Deborah: In my 23 years working in the health care industry, I’ve been involved in many of the operational implications regarding regulatory changes and how they affect hospital facilities and beneficiaries. I’ve spent countless hours helping rural and community hospitals improve their overall Medicare and Medicaid reimbursement. I’ve also worked in specialized reimbursement areas such as electronic health record funding, disproportionate share payments, volume adjustments, departmental financial projections, special coding, billing and pricing processes and reviews in both inpatient and outpatient areas of hospitals.
Steve: My experience in dealing with current rural health policy issues is based on the foundation of knowledge I’ve built over the past 18 years assisting rural health care providers with strategic, operational, financial management and third-party reimbursement issues. As health care policies change, I’ve helped my rural health care clients navigate the regulatory changes by consulting on important reimbursement issues and strategizing on complex reimbursement challenges to provide them with viable solutions.
Q: What are your views regarding health care delivery in rural areas?

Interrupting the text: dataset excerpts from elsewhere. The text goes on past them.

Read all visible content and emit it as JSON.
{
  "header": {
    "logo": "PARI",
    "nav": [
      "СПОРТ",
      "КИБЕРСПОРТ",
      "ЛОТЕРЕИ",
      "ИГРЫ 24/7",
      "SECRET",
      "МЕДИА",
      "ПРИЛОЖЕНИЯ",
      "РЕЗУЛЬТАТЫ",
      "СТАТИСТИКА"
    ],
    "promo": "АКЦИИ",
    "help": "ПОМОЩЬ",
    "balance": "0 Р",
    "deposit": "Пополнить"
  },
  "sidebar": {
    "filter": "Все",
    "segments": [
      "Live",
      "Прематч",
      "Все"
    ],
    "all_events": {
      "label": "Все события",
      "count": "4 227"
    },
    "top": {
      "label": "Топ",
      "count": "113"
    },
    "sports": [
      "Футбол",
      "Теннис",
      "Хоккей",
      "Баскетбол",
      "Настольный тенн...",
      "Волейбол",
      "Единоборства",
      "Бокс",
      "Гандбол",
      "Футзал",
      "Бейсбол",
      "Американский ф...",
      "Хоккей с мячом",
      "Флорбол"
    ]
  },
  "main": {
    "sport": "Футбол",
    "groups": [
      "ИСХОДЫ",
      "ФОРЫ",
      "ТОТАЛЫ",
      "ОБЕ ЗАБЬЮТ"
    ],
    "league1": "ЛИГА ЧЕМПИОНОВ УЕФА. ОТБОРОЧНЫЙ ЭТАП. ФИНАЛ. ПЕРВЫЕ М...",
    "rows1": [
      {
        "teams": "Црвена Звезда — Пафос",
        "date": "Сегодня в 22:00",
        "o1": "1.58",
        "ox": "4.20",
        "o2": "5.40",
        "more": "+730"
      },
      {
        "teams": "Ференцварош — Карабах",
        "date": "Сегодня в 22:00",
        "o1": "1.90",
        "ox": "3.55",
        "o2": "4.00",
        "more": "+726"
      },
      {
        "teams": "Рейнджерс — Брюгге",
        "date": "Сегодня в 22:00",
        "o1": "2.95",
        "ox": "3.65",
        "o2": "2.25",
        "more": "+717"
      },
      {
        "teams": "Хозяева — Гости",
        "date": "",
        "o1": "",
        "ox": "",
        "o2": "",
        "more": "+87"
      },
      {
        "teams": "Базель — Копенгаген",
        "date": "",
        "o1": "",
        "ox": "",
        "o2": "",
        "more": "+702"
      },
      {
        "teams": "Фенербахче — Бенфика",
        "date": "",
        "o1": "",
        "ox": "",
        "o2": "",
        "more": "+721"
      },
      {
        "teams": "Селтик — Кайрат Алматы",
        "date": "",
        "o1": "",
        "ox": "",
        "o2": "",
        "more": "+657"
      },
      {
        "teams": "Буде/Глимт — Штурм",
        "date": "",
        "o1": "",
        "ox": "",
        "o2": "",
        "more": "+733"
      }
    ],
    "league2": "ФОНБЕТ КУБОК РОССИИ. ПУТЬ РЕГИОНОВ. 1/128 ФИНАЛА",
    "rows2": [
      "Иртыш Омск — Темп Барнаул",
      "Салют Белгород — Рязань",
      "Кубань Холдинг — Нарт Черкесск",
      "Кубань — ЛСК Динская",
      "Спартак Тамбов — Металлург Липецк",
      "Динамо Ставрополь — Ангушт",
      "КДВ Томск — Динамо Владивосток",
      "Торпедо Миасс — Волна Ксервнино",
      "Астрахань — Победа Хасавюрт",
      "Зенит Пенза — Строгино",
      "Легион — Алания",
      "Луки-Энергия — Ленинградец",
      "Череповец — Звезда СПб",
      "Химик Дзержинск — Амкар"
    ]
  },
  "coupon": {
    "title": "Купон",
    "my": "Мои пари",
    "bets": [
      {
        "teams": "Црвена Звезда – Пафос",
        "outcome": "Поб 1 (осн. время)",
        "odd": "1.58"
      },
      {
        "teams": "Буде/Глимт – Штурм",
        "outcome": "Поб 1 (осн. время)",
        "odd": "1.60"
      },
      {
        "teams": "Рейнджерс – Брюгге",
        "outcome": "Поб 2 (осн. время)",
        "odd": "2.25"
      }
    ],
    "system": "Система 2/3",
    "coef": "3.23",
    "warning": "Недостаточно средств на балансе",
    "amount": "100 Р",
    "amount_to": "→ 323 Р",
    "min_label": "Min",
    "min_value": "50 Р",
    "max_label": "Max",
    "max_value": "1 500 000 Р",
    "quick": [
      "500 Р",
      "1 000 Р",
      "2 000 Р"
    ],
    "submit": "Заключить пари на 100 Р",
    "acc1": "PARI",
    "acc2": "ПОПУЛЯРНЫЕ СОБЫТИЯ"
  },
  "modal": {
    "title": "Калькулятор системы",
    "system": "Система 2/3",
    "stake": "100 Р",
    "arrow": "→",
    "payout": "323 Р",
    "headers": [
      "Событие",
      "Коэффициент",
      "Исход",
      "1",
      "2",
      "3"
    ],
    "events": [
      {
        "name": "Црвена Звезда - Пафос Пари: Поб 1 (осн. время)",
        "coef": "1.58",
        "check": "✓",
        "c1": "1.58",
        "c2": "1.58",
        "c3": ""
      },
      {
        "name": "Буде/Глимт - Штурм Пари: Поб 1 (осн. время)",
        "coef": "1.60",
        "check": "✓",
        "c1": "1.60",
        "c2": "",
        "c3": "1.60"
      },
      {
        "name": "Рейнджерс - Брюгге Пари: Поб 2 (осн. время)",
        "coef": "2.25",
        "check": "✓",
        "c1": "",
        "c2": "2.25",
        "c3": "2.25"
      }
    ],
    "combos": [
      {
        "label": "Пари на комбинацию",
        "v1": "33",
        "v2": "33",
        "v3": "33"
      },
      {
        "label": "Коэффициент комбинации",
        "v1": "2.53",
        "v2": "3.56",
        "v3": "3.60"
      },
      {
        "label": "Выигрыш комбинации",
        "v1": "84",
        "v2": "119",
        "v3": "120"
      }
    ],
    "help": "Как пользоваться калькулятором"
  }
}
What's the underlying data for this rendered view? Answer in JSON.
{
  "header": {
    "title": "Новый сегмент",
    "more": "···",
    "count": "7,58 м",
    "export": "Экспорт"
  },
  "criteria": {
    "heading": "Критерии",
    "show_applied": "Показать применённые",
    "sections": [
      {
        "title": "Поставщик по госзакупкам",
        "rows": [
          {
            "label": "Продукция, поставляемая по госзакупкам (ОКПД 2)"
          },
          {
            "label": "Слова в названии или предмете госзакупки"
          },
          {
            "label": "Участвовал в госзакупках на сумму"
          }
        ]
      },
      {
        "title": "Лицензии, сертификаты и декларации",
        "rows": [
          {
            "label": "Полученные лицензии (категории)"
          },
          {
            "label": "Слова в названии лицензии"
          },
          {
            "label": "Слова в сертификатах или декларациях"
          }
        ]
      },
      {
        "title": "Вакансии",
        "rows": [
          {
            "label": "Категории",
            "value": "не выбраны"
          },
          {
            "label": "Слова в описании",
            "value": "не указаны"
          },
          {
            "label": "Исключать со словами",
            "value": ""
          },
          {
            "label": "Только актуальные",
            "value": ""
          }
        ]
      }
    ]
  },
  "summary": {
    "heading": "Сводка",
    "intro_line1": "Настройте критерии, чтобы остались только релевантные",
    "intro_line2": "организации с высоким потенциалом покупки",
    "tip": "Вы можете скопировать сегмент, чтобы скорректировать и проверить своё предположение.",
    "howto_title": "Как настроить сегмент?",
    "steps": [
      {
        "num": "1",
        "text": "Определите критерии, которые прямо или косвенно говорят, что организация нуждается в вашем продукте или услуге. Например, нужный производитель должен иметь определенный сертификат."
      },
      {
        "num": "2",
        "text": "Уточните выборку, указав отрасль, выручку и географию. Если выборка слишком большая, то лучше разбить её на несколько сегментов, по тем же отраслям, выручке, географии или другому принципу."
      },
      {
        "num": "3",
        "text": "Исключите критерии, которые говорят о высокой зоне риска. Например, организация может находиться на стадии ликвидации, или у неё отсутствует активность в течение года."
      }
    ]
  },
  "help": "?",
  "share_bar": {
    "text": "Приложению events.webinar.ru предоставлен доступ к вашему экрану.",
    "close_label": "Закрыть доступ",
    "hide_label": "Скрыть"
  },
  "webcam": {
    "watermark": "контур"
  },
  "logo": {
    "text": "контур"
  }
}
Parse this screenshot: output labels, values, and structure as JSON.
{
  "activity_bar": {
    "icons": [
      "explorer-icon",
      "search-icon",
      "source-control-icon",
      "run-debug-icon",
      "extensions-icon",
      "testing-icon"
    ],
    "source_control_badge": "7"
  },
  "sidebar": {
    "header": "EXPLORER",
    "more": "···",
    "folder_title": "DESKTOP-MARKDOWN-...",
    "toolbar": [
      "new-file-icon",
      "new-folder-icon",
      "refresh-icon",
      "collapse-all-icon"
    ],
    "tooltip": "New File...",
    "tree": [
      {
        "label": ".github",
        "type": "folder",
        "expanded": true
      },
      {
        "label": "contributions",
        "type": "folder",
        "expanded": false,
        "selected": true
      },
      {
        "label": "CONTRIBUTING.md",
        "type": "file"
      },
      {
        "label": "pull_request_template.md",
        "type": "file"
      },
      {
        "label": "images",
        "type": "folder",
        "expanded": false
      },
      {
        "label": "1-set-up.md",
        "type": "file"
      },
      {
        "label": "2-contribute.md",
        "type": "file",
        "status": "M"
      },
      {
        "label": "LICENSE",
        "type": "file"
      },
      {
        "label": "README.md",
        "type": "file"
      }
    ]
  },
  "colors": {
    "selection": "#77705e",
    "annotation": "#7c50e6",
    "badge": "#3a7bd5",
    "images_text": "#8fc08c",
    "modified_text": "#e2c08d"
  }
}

Deborah: Reimbursement regulations are ever-changing and affect the rural providers’ operational processes. All payor types follow similar guidance to that of Medicare regarding their effects on providers. While rural America makes the transition to value-based payments, rural hospitals must address new processes to help achieve sustainability now more than ever. Rural providers need more accurate guidance through the complex reimbursement process changes, and because low volume has always been a contributing factor to their increased financial pressure, the shift from volume to quality heightens their challenges. Consistent application of rules and regulations for all providers is almost impossible. There needs to be a distinct application of rules for certain rural providers that continues to address both the low-volume challenges and higher marginal costs of providing services to protect rural health care in the future.
Steve: The health care industry will continue to focus on quality, value and outcomes. Rural health care will be no different as the shift to patient-centered payment models continues to grow and be expected in the industry. Rural hospitals will continue to be challenged as they tend to be looked at as the sole (or major) health care provider in the community and often serve a higher percentage of Medicare and Medicaid patients. This makes rural hospitals much more vulnerable to policy changes and reimbursement cuts. It’s important for health care policy makers to understand the financial fragility and operational challenges many rural hospitals face as health care policies are being made.
Q: With the constant and alarming news of rural hospital closures across our nation, what financial, operational or strategic advice can you offer rural leaders to ease their woes?
Deborah: We’ve talked to our rural hospital leadership about the help that’s out there for them if they’re willing to accept changes to their current financial and operational patterns. While there may need to be adjustments in departmental cost structures or drastic commitment to improvements in revenue cycle or collection processes, a rural hospital has the long-term footprint in the community that keeps it going. We may see many strategic plans that may be altered, but they aren’t terminated when there’s a strong commitment for survival.
Steve: Be diligent and persistent in your efforts to find every opportunity to receive the appropriate reimbursement for the services the hospital is providing. Health care has been—and will continue to be—in a constant state of change. As with all change, there will be challenges and opportunities. It will take strong leadership and financial discipline to meet the financial, operational and regulatory challenges faced by many rural hospitals. We recommend rural hospitals look at themselves in the mirror and critically evaluate whether they’re operating on all cylinders in each area. This evaluation is a dose of “preventive medicine,” as it gives rural hospitals the opportunity to identify areas in which they aren’t operating on all cylinders and implement processes to do so. We recognize access to patient care in rural communities is critically dependent on the financial viability of the rural hospital, which is one of the cornerstones of the rural community.